The services the firm provides to clients are wide ranging, from traditional asset management and personal financial planning to business planning and legal consulting.

For example, one former CEO came to Wescott complaining that he should have received a large parting payment from his company, but his board claimed the company didn’t meet the necessary targets. The CEO disagreed, so Wescott’s accountants dug into the details of the agreement; connected the CEO with a good employment lawyer and facilitated a favorable settlement.

Another client, an entrepreneur, wanted to bring his company public. Wescott’s planners brought in several investment bankers to interview; explained how the process worked; and helped the client tap his corporate equity and reinvest it.

While about 20% of the firm’s clients are business owners, they’re otherwise a disparate group that have little but wealth in common. Wescott’s typical client has $2 million in liquid assets and may have several times that amount in illiquid corporate equity.

The firm accepts clients with less in its Entrada program, but takes those smaller accounts “strategically,” Rawdin says. Even if the clients don’t have sufficient liquid assets to manage, they must be on that path.

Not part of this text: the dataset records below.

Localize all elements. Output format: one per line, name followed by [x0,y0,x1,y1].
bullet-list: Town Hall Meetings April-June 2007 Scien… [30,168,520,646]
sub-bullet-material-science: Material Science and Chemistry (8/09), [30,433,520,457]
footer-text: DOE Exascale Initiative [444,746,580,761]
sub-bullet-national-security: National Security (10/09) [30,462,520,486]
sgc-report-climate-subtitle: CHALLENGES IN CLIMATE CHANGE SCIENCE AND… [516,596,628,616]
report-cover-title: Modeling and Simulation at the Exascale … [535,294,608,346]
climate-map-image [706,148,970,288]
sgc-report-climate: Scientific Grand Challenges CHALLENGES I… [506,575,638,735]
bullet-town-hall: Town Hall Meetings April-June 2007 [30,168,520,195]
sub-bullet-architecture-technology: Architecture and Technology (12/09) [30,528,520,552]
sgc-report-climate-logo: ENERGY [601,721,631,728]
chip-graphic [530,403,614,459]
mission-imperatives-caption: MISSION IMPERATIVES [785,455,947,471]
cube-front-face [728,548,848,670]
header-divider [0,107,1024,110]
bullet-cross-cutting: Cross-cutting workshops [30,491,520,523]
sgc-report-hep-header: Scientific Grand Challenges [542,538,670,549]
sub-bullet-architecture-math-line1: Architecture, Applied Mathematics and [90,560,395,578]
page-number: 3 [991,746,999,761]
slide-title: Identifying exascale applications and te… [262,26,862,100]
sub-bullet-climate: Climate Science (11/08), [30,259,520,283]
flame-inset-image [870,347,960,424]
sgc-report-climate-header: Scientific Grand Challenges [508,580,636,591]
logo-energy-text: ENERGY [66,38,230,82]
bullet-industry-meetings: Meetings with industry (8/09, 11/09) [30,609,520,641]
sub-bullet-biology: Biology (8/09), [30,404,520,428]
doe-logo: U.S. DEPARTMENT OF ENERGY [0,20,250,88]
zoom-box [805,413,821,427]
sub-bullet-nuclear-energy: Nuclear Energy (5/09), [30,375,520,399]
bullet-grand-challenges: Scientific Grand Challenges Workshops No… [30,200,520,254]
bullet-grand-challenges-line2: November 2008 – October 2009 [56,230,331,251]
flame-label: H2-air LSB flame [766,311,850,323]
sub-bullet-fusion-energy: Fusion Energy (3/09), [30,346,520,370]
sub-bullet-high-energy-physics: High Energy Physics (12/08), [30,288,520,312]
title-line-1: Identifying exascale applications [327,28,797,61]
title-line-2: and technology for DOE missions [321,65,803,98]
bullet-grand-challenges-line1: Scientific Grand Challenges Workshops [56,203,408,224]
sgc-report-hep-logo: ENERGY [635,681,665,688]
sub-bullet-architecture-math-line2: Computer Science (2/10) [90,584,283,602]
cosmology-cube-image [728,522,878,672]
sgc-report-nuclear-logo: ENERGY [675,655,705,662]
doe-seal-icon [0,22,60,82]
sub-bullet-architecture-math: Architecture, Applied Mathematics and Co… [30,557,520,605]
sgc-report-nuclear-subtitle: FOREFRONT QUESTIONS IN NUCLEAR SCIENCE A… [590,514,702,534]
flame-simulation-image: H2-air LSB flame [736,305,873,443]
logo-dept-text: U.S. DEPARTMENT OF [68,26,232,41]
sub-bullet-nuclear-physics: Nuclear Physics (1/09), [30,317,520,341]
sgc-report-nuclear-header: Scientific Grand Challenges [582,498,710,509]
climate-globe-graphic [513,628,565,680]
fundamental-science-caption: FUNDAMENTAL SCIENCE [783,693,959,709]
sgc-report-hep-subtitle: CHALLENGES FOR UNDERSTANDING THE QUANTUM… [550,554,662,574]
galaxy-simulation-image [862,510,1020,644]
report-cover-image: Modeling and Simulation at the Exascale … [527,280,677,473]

The entrepreneur that took his business public is one such example, says Rawdin. He didn’t have the liquid assets initially, but needed the firm’s help — and certainly met the minimums after his company went public.

“These are people who are very much like our other clients, but they’re not as far along,” Rawdin says. “But they’re going to be very important to the firm in the future.”

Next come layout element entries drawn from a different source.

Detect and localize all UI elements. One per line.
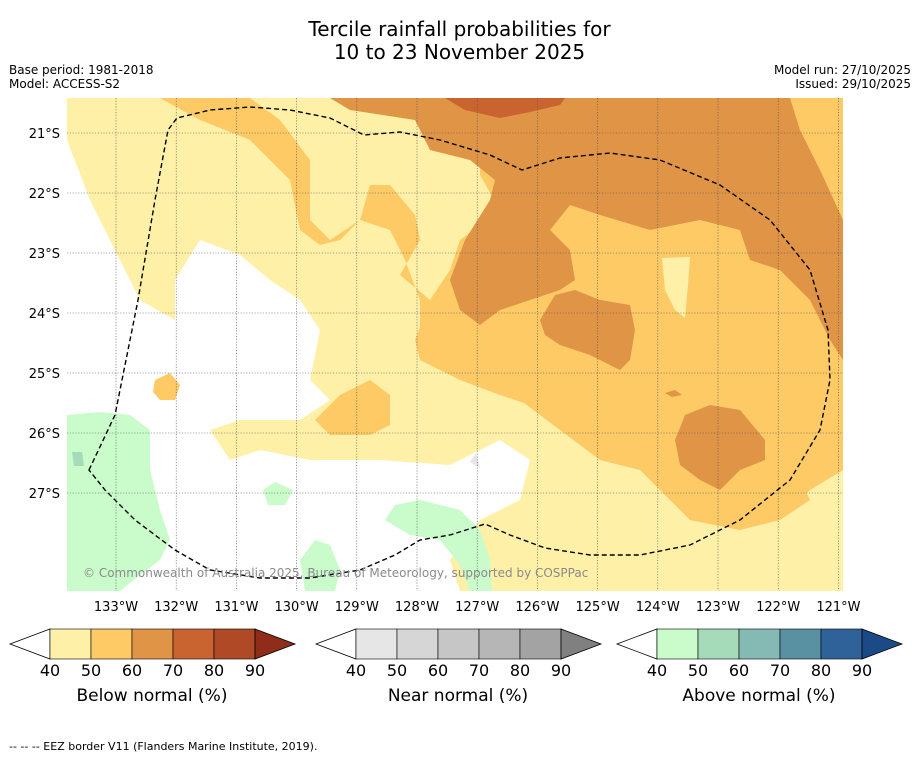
longitude-labels: 133°W 132°W 131°W 130°W 129°W 128°W 127°W 126°W… [94,600,861,615]
lat-label: 25°S [29,367,60,382]
lon-label: 130°W [275,600,319,615]
colorbar-tick: 50 [387,661,407,680]
title-line-2: 10 to 23 November 2025 [333,40,586,64]
colorbar-tick: 40 [40,661,60,680]
colorbar-near: 40 50 60 70 80 90 [314,628,603,680]
lat-label: 27°S [29,487,60,502]
colorbar-above: 40 50 60 70 80 90 [615,628,904,680]
copyright-text: © Commonwealth of Australia 2025, Bureau… [83,566,588,580]
colorbar-below: 40 50 60 70 80 90 [8,628,297,680]
lon-label: 127°W [455,600,499,615]
lat-label: 23°S [29,247,60,262]
colorbar-tick: 90 [852,661,872,680]
below-70-80-area [445,98,565,118]
colorbar-tick: 90 [551,661,571,680]
eez-border [88,106,831,579]
colorbar-label-below: Below normal (%) [76,686,228,706]
colorbar-tick: 60 [428,661,448,680]
issued-date: Issued: 29/10/2025 [795,77,911,91]
model-info: Base period: 1981-2018 Model: ACCESS-S2 [9,63,154,91]
colorbar-tick: 60 [122,661,142,680]
below-60-70-dot [665,390,682,397]
above-40-50-patch-south [300,540,340,591]
colorbar-tick: 70 [163,661,183,680]
title-line-1: Tercile rainfall probabilities for [308,17,611,41]
below-60-70-area [330,98,843,360]
model-name: Model: ACCESS-S2 [9,77,121,91]
below-60-70-inner [540,290,635,370]
lon-label: 128°W [395,600,439,615]
lon-label: 122°W [756,600,800,615]
colorbar-tick: 40 [346,661,366,680]
lat-label: 21°S [29,127,60,142]
above-40-50-area-west [67,412,170,591]
colorbar-label-near: Near normal (%) [387,686,529,706]
colorbar-tick: 50 [688,661,708,680]
lon-label: 125°W [576,600,620,615]
model-run: Model run: 27/10/2025 [773,63,911,77]
lon-label: 123°W [696,600,740,615]
lon-label: 129°W [335,600,379,615]
colorbar-tick: 60 [729,661,749,680]
above-50-60-dot [72,452,84,466]
below-40-50-patch [662,257,690,318]
colorbar-tick: 50 [81,661,101,680]
footer-note: -- -- -- EEZ border V11 (Flanders Marine… [9,740,318,753]
latitude-labels: 21°S 22°S 23°S 24°S 25°S 26°S 27°S [29,127,60,502]
colorbar-tick: 40 [647,661,667,680]
run-info: Model run: 27/10/2025 Issued: 29/10/2025 [774,63,911,91]
near-40-50-dot [470,453,480,468]
colorbar-tick: 80 [811,661,831,680]
colorbars: 40 50 60 70 80 90 40 50 60 70 80 90 40 50 60 70 80 90 [8,628,904,680]
colorbar-tick: 90 [245,661,265,680]
colorbar-tick: 80 [204,661,224,680]
map-plot-area [67,98,843,591]
colorbar-label-above: Above normal (%) [682,686,836,706]
lon-label: 121°W [816,600,860,615]
lat-label: 26°S [29,427,60,442]
lat-label: 24°S [29,307,60,322]
lon-label: 132°W [154,600,198,615]
above-40-50-patch-east [385,500,492,591]
lon-label: 126°W [515,600,559,615]
below-60-70-south [675,405,765,490]
colorbar-tick: 70 [770,661,790,680]
map-title: Tercile rainfall probabilities for 10 to… [0,18,919,64]
below-50-60-patch [315,380,390,435]
lon-label: 131°W [214,600,258,615]
base-period: Base period: 1981-2018 [9,63,154,77]
above-40-50-patch [263,482,293,505]
graticule [67,98,843,591]
lon-label: 133°W [94,600,138,615]
lat-label: 22°S [29,187,60,202]
colorbar-tick: 70 [469,661,489,680]
colorbar-tick: 80 [510,661,530,680]
lon-label: 124°W [636,600,680,615]
below-50-60-small-patch [153,373,180,400]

Developing both clients and planners is key to Wescott’s future, Rawdin says. The firm is actively adding young planners and has a program in place to turn them into future leaders. Getting the right hires and training them is such an emphasis, in fact, that the firm hired a Ph.D., who had been running his own Fortune 500 consulting firm, to head “organizational and talent development.” 

Harold Weinstein, who helped develop the employee personality test called Caliper that Wescott uses to screen new hires, is also charged with evaluating potential acquisition candidates. Wescott is in acquisition mode, expecting to use its capital to both hire and acquire, Rawdin says. The key is finding the right people — planners who are accomplished, empathetic and collaborative.

Planners work in two-person teams with each client. But they’re also encouraged to seek help from other Wescott specialists, where appropriate.

Wescott doesn’t sell insurance products, for example, but big policies are sometimes advisable for entrepreneurs. If a team determines that a client needs a policy, they’d tap the firm’s internal insurance specialists to determine the right type of policy, the amount of coverage needed and what it should cost — all with the goal of making the client an informed buyer.

Likewise, if a client has a legal issue, the client’s planning team would tap one of Wescott’s many lawyers for advice. They wouldn’t take a case to court, but they’d recognize the legal issues and find the right people to resolve them, Rawdin explains.

“You have to guide the client in a very literate way,” he says. “We specialize in having specialists.”